Il progetto ha come obiettivo generale quello di dare una risposta al disagio abitativo della cosiddetta fascia grigia della popolazione, sia nel comune di Perugia che in quello di Assisi, proponendo una nuova forma di alleanza tra pubblico e privato, tra profit e no profit.

L’obiettivo è quello di attrarre risorse non utilizzate, ovvero patrimonio immobiliare inutilizzato trasformando questo da problema per i proprietari, in soluzione per le famiglie in situazioni di fragilità abitativa. Ma crea anche delle condizioni fiduciarie, culturali ed operative per utilizzare queste risorse per dei fini sociali”.

 

Oltre all’emergenza abitativa, quali benefici ha apportato questa esperienza alle persone accolte?

“Quello che si sperimenta è un modello di welfare comunitario poiché si è in grado di prendere in carico il problema e proporre una soluzione a 360 gradi: non si affronta solo il problema abitativo della persona o della famiglia, ma anche le cause che lo determinano. Il progetto coinvolge 70 persone del Perugino e dell’Assisano che hanno un momentaneo bisogno abitativo. Sono cittadini italiani o stranieri con permesso di soggiorno, che si trovano nella condizione di essere privi di un alloggio adeguato, o essere sottoposti a sfratto esecutivo incolpevole o a ingiunzione di rilascio di alloggio in caso di separazione coniugale, o in una condizione di bisogno. Le valutazioni fatte da un’apposita cabina di regia del progetto.

E poi in un congruo lasso di tempo le persone possono ricostruire le condizioni per avere accesso a una situazione abitativa autonoma”.

Quanto è urgente il problema abitativo in questo momento nel vostro territorio?

“Il periodo storico che stiamo vivendo è caratterizzato dalla straordinarietà rispetto al passato. Se pensiamo che con la crisi economica l’emergenza abitativa era già presente, a seguito della pandemia è sicuramente diventata impressionante. Molte famiglie nel 2020 hanno avuto difficoltà a pagare il canone di locazione e molte prevedono di non farcela quest’anno. Stessa cosa con il mutuo. Sono in netto aumento le famiglie che si rivolgono alla nostra Caritas diocesana per un contributo affitto o per il pagamento delle bollette. In una recente intervista del SUNIA (Sindacato Unitario Inquilini Assegnatari) dichiara che nel Perugino si registrano 960 procedure di sfratti per morosità. La cui esecuzione era stata poi sospesa fino a Giugno. Così come ci sono 22 pignoramenti, anche questi congelati. Oltre 1000 sono le domande per una casa popolare, più di 900 quelle per il contributo affitto presentate al solo Comune di Perugia. Il quadro è drammatico e in difficoltà non ci sono solo gli inquilini che non riescono a pagare, ma ci sono i proprietari che poi da mesi non ricevono assolutamente un euro”.

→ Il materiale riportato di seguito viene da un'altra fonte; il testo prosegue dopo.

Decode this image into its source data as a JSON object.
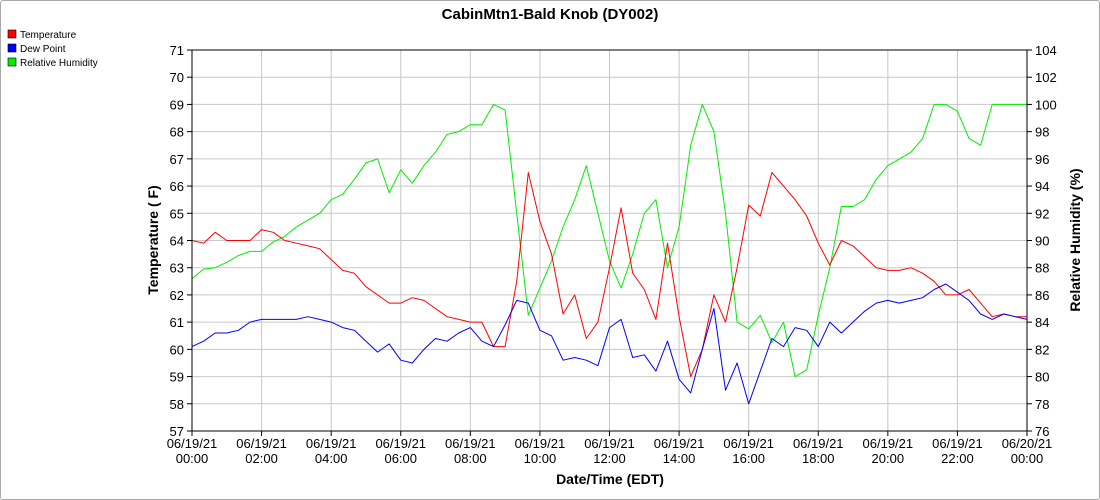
{
  "chart_data": {
    "type": "line",
    "title": "CabinMtn1-Bald Knob (DY002)",
    "xlabel": "Date/Time (EDT)",
    "ylabel": "Temperature ( F)",
    "y2label": "Relative Humidity (%)",
    "xlim": [
      "06/19/21 00:00",
      "06/20/21 00:00"
    ],
    "ylim": [
      57,
      71
    ],
    "y2lim": [
      76,
      104
    ],
    "grid": true,
    "legend_placement": "top-left",
    "x_tick_labels": [
      {
        "date": "06/19/21",
        "time": "00:00"
      },
      {
        "date": "06/19/21",
        "time": "02:00"
      },
      {
        "date": "06/19/21",
        "time": "04:00"
      },
      {
        "date": "06/19/21",
        "time": "06:00"
      },
      {
        "date": "06/19/21",
        "time": "08:00"
      },
      {
        "date": "06/19/21",
        "time": "10:00"
      },
      {
        "date": "06/19/21",
        "time": "12:00"
      },
      {
        "date": "06/19/21",
        "time": "14:00"
      },
      {
        "date": "06/19/21",
        "time": "16:00"
      },
      {
        "date": "06/19/21",
        "time": "18:00"
      },
      {
        "date": "06/19/21",
        "time": "20:00"
      },
      {
        "date": "06/19/21",
        "time": "22:00"
      },
      {
        "date": "06/20/21",
        "time": "00:00"
      }
    ],
    "y_ticks": [
      57,
      58,
      59,
      60,
      61,
      62,
      63,
      64,
      65,
      66,
      67,
      68,
      69,
      70,
      71
    ],
    "y2_ticks": [
      76,
      78,
      80,
      82,
      84,
      86,
      88,
      90,
      92,
      94,
      96,
      98,
      100,
      102,
      104
    ],
    "series": [
      {
        "name": "Temperature",
        "color": "#ff0000",
        "axis": "left",
        "points": [
          [
            "06/19/21 00:00",
            64.0
          ],
          [
            "06/19/21 00:20",
            63.9
          ],
          [
            "06/19/21 00:40",
            64.3
          ],
          [
            "06/19/21 01:00",
            64.0
          ],
          [
            "06/19/21 01:20",
            64.0
          ],
          [
            "06/19/21 01:40",
            64.0
          ],
          [
            "06/19/21 02:00",
            64.4
          ],
          [
            "06/19/21 02:20",
            64.3
          ],
          [
            "06/19/21 02:40",
            64.0
          ],
          [
            "06/19/21 03:00",
            63.9
          ],
          [
            "06/19/21 03:20",
            63.8
          ],
          [
            "06/19/21 03:40",
            63.7
          ],
          [
            "06/19/21 04:00",
            63.3
          ],
          [
            "06/19/21 04:20",
            62.9
          ],
          [
            "06/19/21 04:40",
            62.8
          ],
          [
            "06/19/21 05:00",
            62.3
          ],
          [
            "06/19/21 05:20",
            62.0
          ],
          [
            "06/19/21 05:40",
            61.7
          ],
          [
            "06/19/21 06:00",
            61.7
          ],
          [
            "06/19/21 06:20",
            61.9
          ],
          [
            "06/19/21 06:40",
            61.8
          ],
          [
            "06/19/21 07:00",
            61.5
          ],
          [
            "06/19/21 07:20",
            61.2
          ],
          [
            "06/19/21 07:40",
            61.1
          ],
          [
            "06/19/21 08:00",
            61.0
          ],
          [
            "06/19/21 08:20",
            61.0
          ],
          [
            "06/19/21 08:40",
            60.1
          ],
          [
            "06/19/21 09:00",
            60.1
          ],
          [
            "06/19/21 09:20",
            62.5
          ],
          [
            "06/19/21 09:40",
            66.5
          ],
          [
            "06/19/21 10:00",
            64.7
          ],
          [
            "06/19/21 10:20",
            63.5
          ],
          [
            "06/19/21 10:40",
            61.3
          ],
          [
            "06/19/21 11:00",
            62.0
          ],
          [
            "06/19/21 11:20",
            60.4
          ],
          [
            "06/19/21 11:40",
            61.0
          ],
          [
            "06/19/21 12:00",
            63.0
          ],
          [
            "06/19/21 12:20",
            65.2
          ],
          [
            "06/19/21 12:40",
            62.8
          ],
          [
            "06/19/21 13:00",
            62.2
          ],
          [
            "06/19/21 13:20",
            61.1
          ],
          [
            "06/19/21 13:40",
            63.9
          ],
          [
            "06/19/21 14:00",
            61.2
          ],
          [
            "06/19/21 14:20",
            59.0
          ],
          [
            "06/19/21 14:40",
            60.0
          ],
          [
            "06/19/21 15:00",
            62.0
          ],
          [
            "06/19/21 15:20",
            61.0
          ],
          [
            "06/19/21 15:40",
            63.0
          ],
          [
            "06/19/21 16:00",
            65.3
          ],
          [
            "06/19/21 16:20",
            64.9
          ],
          [
            "06/19/21 16:40",
            66.5
          ],
          [
            "06/19/21 17:00",
            66.0
          ],
          [
            "06/19/21 17:20",
            65.5
          ],
          [
            "06/19/21 17:40",
            64.9
          ],
          [
            "06/19/21 18:00",
            63.9
          ],
          [
            "06/19/21 18:20",
            63.1
          ],
          [
            "06/19/21 18:40",
            64.0
          ],
          [
            "06/19/21 19:00",
            63.8
          ],
          [
            "06/19/21 19:20",
            63.4
          ],
          [
            "06/19/21 19:40",
            63.0
          ],
          [
            "06/19/21 20:00",
            62.9
          ],
          [
            "06/19/21 20:20",
            62.9
          ],
          [
            "06/19/21 20:40",
            63.0
          ],
          [
            "06/19/21 21:00",
            62.8
          ],
          [
            "06/19/21 21:20",
            62.5
          ],
          [
            "06/19/21 21:40",
            62.0
          ],
          [
            "06/19/21 22:00",
            62.0
          ],
          [
            "06/19/21 22:20",
            62.2
          ],
          [
            "06/19/21 22:40",
            61.7
          ],
          [
            "06/19/21 23:00",
            61.2
          ],
          [
            "06/19/21 23:20",
            61.3
          ],
          [
            "06/19/21 23:40",
            61.2
          ],
          [
            "06/20/21 00:00",
            61.2
          ]
        ]
      },
      {
        "name": "Dew Point",
        "color": "#0000ff",
        "axis": "left",
        "points": [
          [
            "06/19/21 00:00",
            60.1
          ],
          [
            "06/19/21 00:20",
            60.3
          ],
          [
            "06/19/21 00:40",
            60.6
          ],
          [
            "06/19/21 01:00",
            60.6
          ],
          [
            "06/19/21 01:20",
            60.7
          ],
          [
            "06/19/21 01:40",
            61.0
          ],
          [
            "06/19/21 02:00",
            61.1
          ],
          [
            "06/19/21 02:20",
            61.1
          ],
          [
            "06/19/21 02:40",
            61.1
          ],
          [
            "06/19/21 03:00",
            61.1
          ],
          [
            "06/19/21 03:20",
            61.2
          ],
          [
            "06/19/21 03:40",
            61.1
          ],
          [
            "06/19/21 04:00",
            61.0
          ],
          [
            "06/19/21 04:20",
            60.8
          ],
          [
            "06/19/21 04:40",
            60.7
          ],
          [
            "06/19/21 05:00",
            60.3
          ],
          [
            "06/19/21 05:20",
            59.9
          ],
          [
            "06/19/21 05:40",
            60.2
          ],
          [
            "06/19/21 06:00",
            59.6
          ],
          [
            "06/19/21 06:20",
            59.5
          ],
          [
            "06/19/21 06:40",
            60.0
          ],
          [
            "06/19/21 07:00",
            60.4
          ],
          [
            "06/19/21 07:20",
            60.3
          ],
          [
            "06/19/21 07:40",
            60.6
          ],
          [
            "06/19/21 08:00",
            60.8
          ],
          [
            "06/19/21 08:20",
            60.3
          ],
          [
            "06/19/21 08:40",
            60.1
          ],
          [
            "06/19/21 09:00",
            60.9
          ],
          [
            "06/19/21 09:20",
            61.8
          ],
          [
            "06/19/21 09:40",
            61.7
          ],
          [
            "06/19/21 10:00",
            60.7
          ],
          [
            "06/19/21 10:20",
            60.5
          ],
          [
            "06/19/21 10:40",
            59.6
          ],
          [
            "06/19/21 11:00",
            59.7
          ],
          [
            "06/19/21 11:20",
            59.6
          ],
          [
            "06/19/21 11:40",
            59.4
          ],
          [
            "06/19/21 12:00",
            60.8
          ],
          [
            "06/19/21 12:20",
            61.1
          ],
          [
            "06/19/21 12:40",
            59.7
          ],
          [
            "06/19/21 13:00",
            59.8
          ],
          [
            "06/19/21 13:20",
            59.2
          ],
          [
            "06/19/21 13:40",
            60.3
          ],
          [
            "06/19/21 14:00",
            58.9
          ],
          [
            "06/19/21 14:20",
            58.4
          ],
          [
            "06/19/21 14:40",
            60.0
          ],
          [
            "06/19/21 15:00",
            61.5
          ],
          [
            "06/19/21 15:20",
            58.5
          ],
          [
            "06/19/21 15:40",
            59.5
          ],
          [
            "06/19/21 16:00",
            58.0
          ],
          [
            "06/19/21 16:20",
            59.2
          ],
          [
            "06/19/21 16:40",
            60.4
          ],
          [
            "06/19/21 17:00",
            60.1
          ],
          [
            "06/19/21 17:20",
            60.8
          ],
          [
            "06/19/21 17:40",
            60.7
          ],
          [
            "06/19/21 18:00",
            60.1
          ],
          [
            "06/19/21 18:20",
            61.0
          ],
          [
            "06/19/21 18:40",
            60.6
          ],
          [
            "06/19/21 19:00",
            61.0
          ],
          [
            "06/19/21 19:20",
            61.4
          ],
          [
            "06/19/21 19:40",
            61.7
          ],
          [
            "06/19/21 20:00",
            61.8
          ],
          [
            "06/19/21 20:20",
            61.7
          ],
          [
            "06/19/21 20:40",
            61.8
          ],
          [
            "06/19/21 21:00",
            61.9
          ],
          [
            "06/19/21 21:20",
            62.2
          ],
          [
            "06/19/21 21:40",
            62.4
          ],
          [
            "06/19/21 22:00",
            62.1
          ],
          [
            "06/19/21 22:20",
            61.8
          ],
          [
            "06/19/21 22:40",
            61.3
          ],
          [
            "06/19/21 23:00",
            61.1
          ],
          [
            "06/19/21 23:20",
            61.3
          ],
          [
            "06/19/21 23:40",
            61.2
          ],
          [
            "06/20/21 00:00",
            61.1
          ]
        ]
      },
      {
        "name": "Relative Humidity",
        "color": "#00ee00",
        "axis": "right",
        "points": [
          [
            "06/19/21 00:00",
            87.2
          ],
          [
            "06/19/21 00:20",
            87.9
          ],
          [
            "06/19/21 00:40",
            88.0
          ],
          [
            "06/19/21 01:00",
            88.4
          ],
          [
            "06/19/21 01:20",
            88.9
          ],
          [
            "06/19/21 01:40",
            89.2
          ],
          [
            "06/19/21 02:00",
            89.2
          ],
          [
            "06/19/21 02:20",
            89.9
          ],
          [
            "06/19/21 02:40",
            90.3
          ],
          [
            "06/19/21 03:00",
            91.0
          ],
          [
            "06/19/21 03:20",
            91.5
          ],
          [
            "06/19/21 03:40",
            92.0
          ],
          [
            "06/19/21 04:00",
            93.0
          ],
          [
            "06/19/21 04:20",
            93.4
          ],
          [
            "06/19/21 04:40",
            94.5
          ],
          [
            "06/19/21 05:00",
            95.7
          ],
          [
            "06/19/21 05:20",
            96.0
          ],
          [
            "06/19/21 05:40",
            93.5
          ],
          [
            "06/19/21 06:00",
            95.2
          ],
          [
            "06/19/21 06:20",
            94.2
          ],
          [
            "06/19/21 06:40",
            95.5
          ],
          [
            "06/19/21 07:00",
            96.5
          ],
          [
            "06/19/21 07:20",
            97.8
          ],
          [
            "06/19/21 07:40",
            98.0
          ],
          [
            "06/19/21 08:00",
            98.5
          ],
          [
            "06/19/21 08:20",
            98.5
          ],
          [
            "06/19/21 08:40",
            100.0
          ],
          [
            "06/19/21 09:00",
            99.6
          ],
          [
            "06/19/21 09:20",
            92.0
          ],
          [
            "06/19/21 09:40",
            84.5
          ],
          [
            "06/19/21 10:00",
            86.5
          ],
          [
            "06/19/21 10:20",
            88.5
          ],
          [
            "06/19/21 10:40",
            91.0
          ],
          [
            "06/19/21 11:00",
            93.0
          ],
          [
            "06/19/21 11:20",
            95.5
          ],
          [
            "06/19/21 11:40",
            92.0
          ],
          [
            "06/19/21 12:00",
            88.5
          ],
          [
            "06/19/21 12:20",
            86.5
          ],
          [
            "06/19/21 12:40",
            89.0
          ],
          [
            "06/19/21 13:00",
            92.0
          ],
          [
            "06/19/21 13:20",
            93.0
          ],
          [
            "06/19/21 13:40",
            88.0
          ],
          [
            "06/19/21 14:00",
            91.0
          ],
          [
            "06/19/21 14:20",
            97.0
          ],
          [
            "06/19/21 14:40",
            100.0
          ],
          [
            "06/19/21 15:00",
            98.0
          ],
          [
            "06/19/21 15:20",
            92.0
          ],
          [
            "06/19/21 15:40",
            84.0
          ],
          [
            "06/19/21 16:00",
            83.5
          ],
          [
            "06/19/21 16:20",
            84.5
          ],
          [
            "06/19/21 16:40",
            82.5
          ],
          [
            "06/19/21 17:00",
            84.0
          ],
          [
            "06/19/21 17:20",
            80.0
          ],
          [
            "06/19/21 17:40",
            80.5
          ],
          [
            "06/19/21 18:00",
            84.5
          ],
          [
            "06/19/21 18:20",
            88.0
          ],
          [
            "06/19/21 18:40",
            92.5
          ],
          [
            "06/19/21 19:00",
            92.5
          ],
          [
            "06/19/21 19:20",
            93.0
          ],
          [
            "06/19/21 19:40",
            94.5
          ],
          [
            "06/19/21 20:00",
            95.5
          ],
          [
            "06/19/21 20:20",
            96.0
          ],
          [
            "06/19/21 20:40",
            96.5
          ],
          [
            "06/19/21 21:00",
            97.5
          ],
          [
            "06/19/21 21:20",
            100.0
          ],
          [
            "06/19/21 21:40",
            100.0
          ],
          [
            "06/19/21 22:00",
            99.5
          ],
          [
            "06/19/21 22:20",
            97.5
          ],
          [
            "06/19/21 22:40",
            97.0
          ],
          [
            "06/19/21 23:00",
            100.0
          ],
          [
            "06/19/21 23:20",
            100.0
          ],
          [
            "06/19/21 23:40",
            100.0
          ],
          [
            "06/20/21 00:00",
            100.0
          ]
        ]
      }
    ]
  }
}
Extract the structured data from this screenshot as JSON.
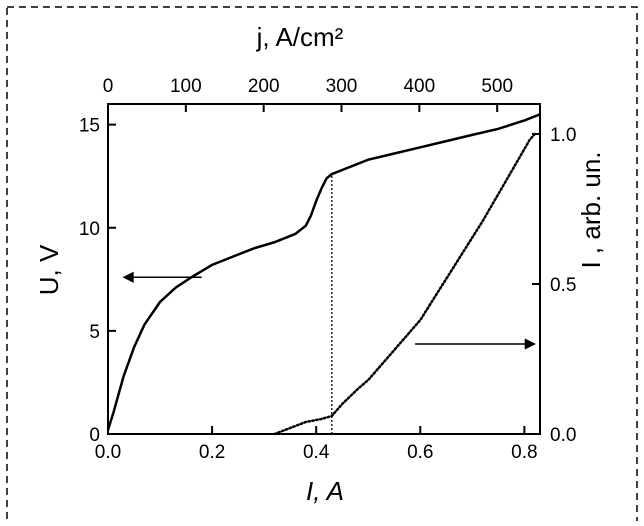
{
  "chart_data": {
    "type": "line",
    "title": "",
    "xlabel": "I, A",
    "ylabel_left": "U, V",
    "ylabel_right": "I , arb. un.",
    "x2label": "j, A/cm²",
    "xlim": [
      0.0,
      0.83
    ],
    "ylim_left": [
      0,
      16
    ],
    "ylim_right": [
      0,
      1.1
    ],
    "x2lim": [
      0,
      555
    ],
    "xticks": [
      "0.0",
      "0.2",
      "0.4",
      "0.6",
      "0.8"
    ],
    "yticks_left": [
      "0",
      "5",
      "10",
      "15"
    ],
    "yticks_right": [
      "0.0",
      "0.5",
      "1.0"
    ],
    "x2ticks": [
      "0",
      "100",
      "200",
      "300",
      "400",
      "500"
    ],
    "grid": false,
    "series": [
      {
        "axis": "left",
        "style": "solid",
        "x": [
          0.0,
          0.01,
          0.02,
          0.03,
          0.05,
          0.07,
          0.1,
          0.13,
          0.16,
          0.2,
          0.24,
          0.28,
          0.32,
          0.36,
          0.38,
          0.39,
          0.4,
          0.41,
          0.42,
          0.43,
          0.45,
          0.5,
          0.55,
          0.6,
          0.65,
          0.7,
          0.75,
          0.8,
          0.83
        ],
        "y": [
          0.2,
          1.0,
          1.9,
          2.8,
          4.2,
          5.3,
          6.4,
          7.1,
          7.6,
          8.2,
          8.6,
          9.0,
          9.3,
          9.7,
          10.1,
          10.6,
          11.3,
          11.9,
          12.4,
          12.6,
          12.8,
          13.3,
          13.6,
          13.9,
          14.2,
          14.5,
          14.8,
          15.2,
          15.5
        ]
      },
      {
        "axis": "right",
        "style": "dotted",
        "x": [
          0.32,
          0.35,
          0.38,
          0.41,
          0.43,
          0.45,
          0.48,
          0.5,
          0.53,
          0.56,
          0.6,
          0.64,
          0.68,
          0.72,
          0.76,
          0.79,
          0.81,
          0.82
        ],
        "y": [
          0.0,
          0.02,
          0.04,
          0.05,
          0.06,
          0.1,
          0.15,
          0.18,
          0.24,
          0.3,
          0.38,
          0.49,
          0.6,
          0.71,
          0.83,
          0.92,
          0.98,
          1.0
        ]
      }
    ],
    "annotations": {
      "left_arrow": {
        "target_axis": "left",
        "x_from": 0.18,
        "x_to": 0.03,
        "y": 7.6
      },
      "right_arrow": {
        "target_axis": "right",
        "x_from": 0.59,
        "x_to": 0.82,
        "y_right": 0.3
      },
      "vline": {
        "x": 0.43,
        "y_from": 0,
        "y_to": 12.6
      }
    }
  }
}
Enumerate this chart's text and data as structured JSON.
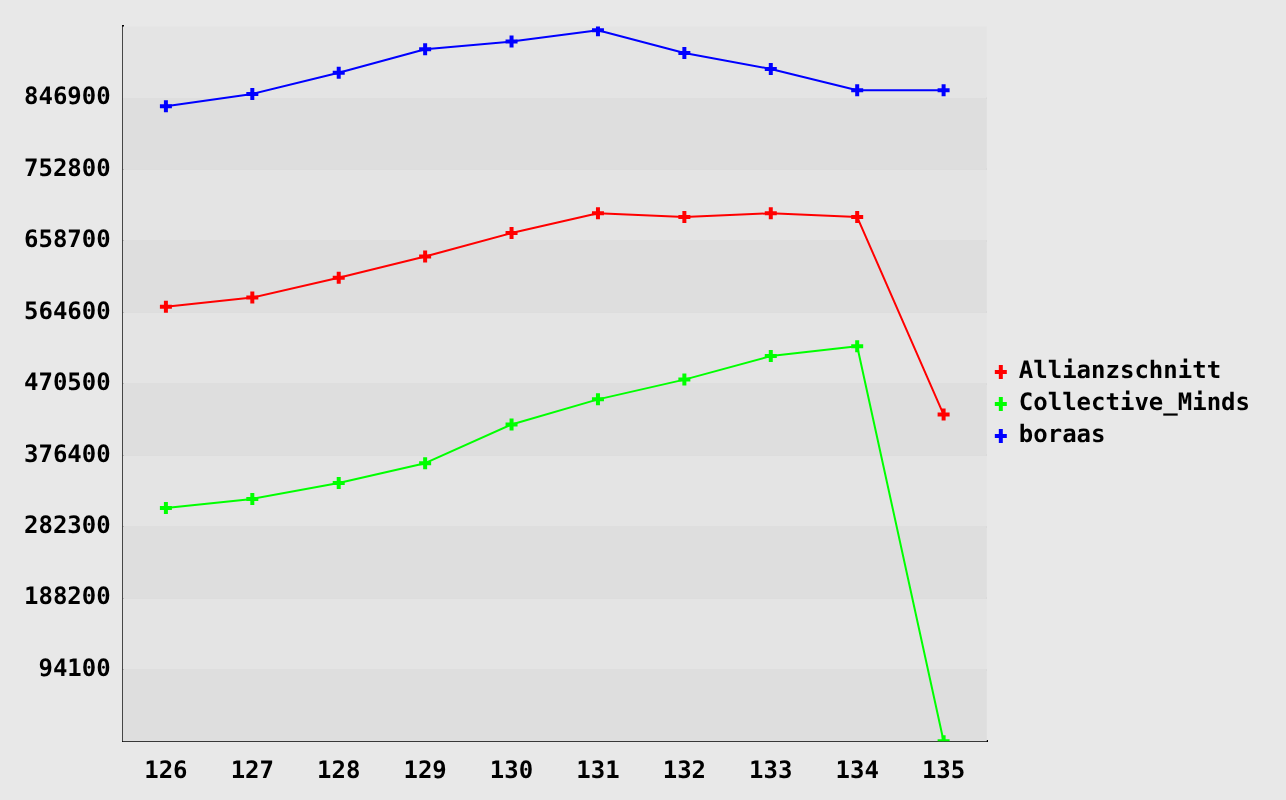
{
  "chart_data": {
    "type": "line",
    "categories": [
      "126",
      "127",
      "128",
      "129",
      "130",
      "131",
      "132",
      "133",
      "134",
      "135"
    ],
    "series": [
      {
        "name": "Allianzschnitt",
        "color": "#ff0000",
        "values": [
          572000,
          584000,
          610000,
          638000,
          669000,
          695000,
          690000,
          695000,
          690000,
          430000
        ]
      },
      {
        "name": "Collective_Minds",
        "color": "#00ff00",
        "values": [
          307000,
          319000,
          340000,
          366000,
          417000,
          450000,
          476000,
          507000,
          520000,
          0
        ]
      },
      {
        "name": "boraas",
        "color": "#0000ff",
        "values": [
          836000,
          852000,
          880000,
          911000,
          921000,
          936000,
          906000,
          885000,
          857000,
          857000
        ]
      }
    ],
    "ylim": [
      0,
      941000
    ],
    "yticks": [
      {
        "value": 0,
        "label": null
      },
      94100,
      188200,
      282300,
      376400,
      470500,
      564600,
      658700,
      752800,
      846900
    ],
    "grid": "y",
    "legend": "right",
    "marker": "cross",
    "line_style": "solid"
  }
}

Come è cambiata la vita di chi è stato accolto nel progetto Rihousing?

“Possiamo dire con soddisfazione che è migliorata sotto molti punti di vista. Alcuni di loro avevano delle situazioni debitorie che avevano accumulato nel corso degli anni e a cui sono riusciti a far fronte grazie a quella serie di risparmi che hanno messo da parte. Altri non avevano più fiducia nel futuro: quando si rimane senza una dimora, senza una casa da cui ripartire, anche le semplici cose, quelle che per chi ha una casa risultano quotidiane, diventano una montagna insormontabile. Oltre all’abitazione, alcuni hanno anche ritrovato un lavoro grazie alla partecipazione in progetti di skills promossi da Arpal, con cui son riusciti a iniziare dei tirocini retribuiti in vari campi. Ora si guarda al futuro con un altro occhio di speranza e di fiducia”.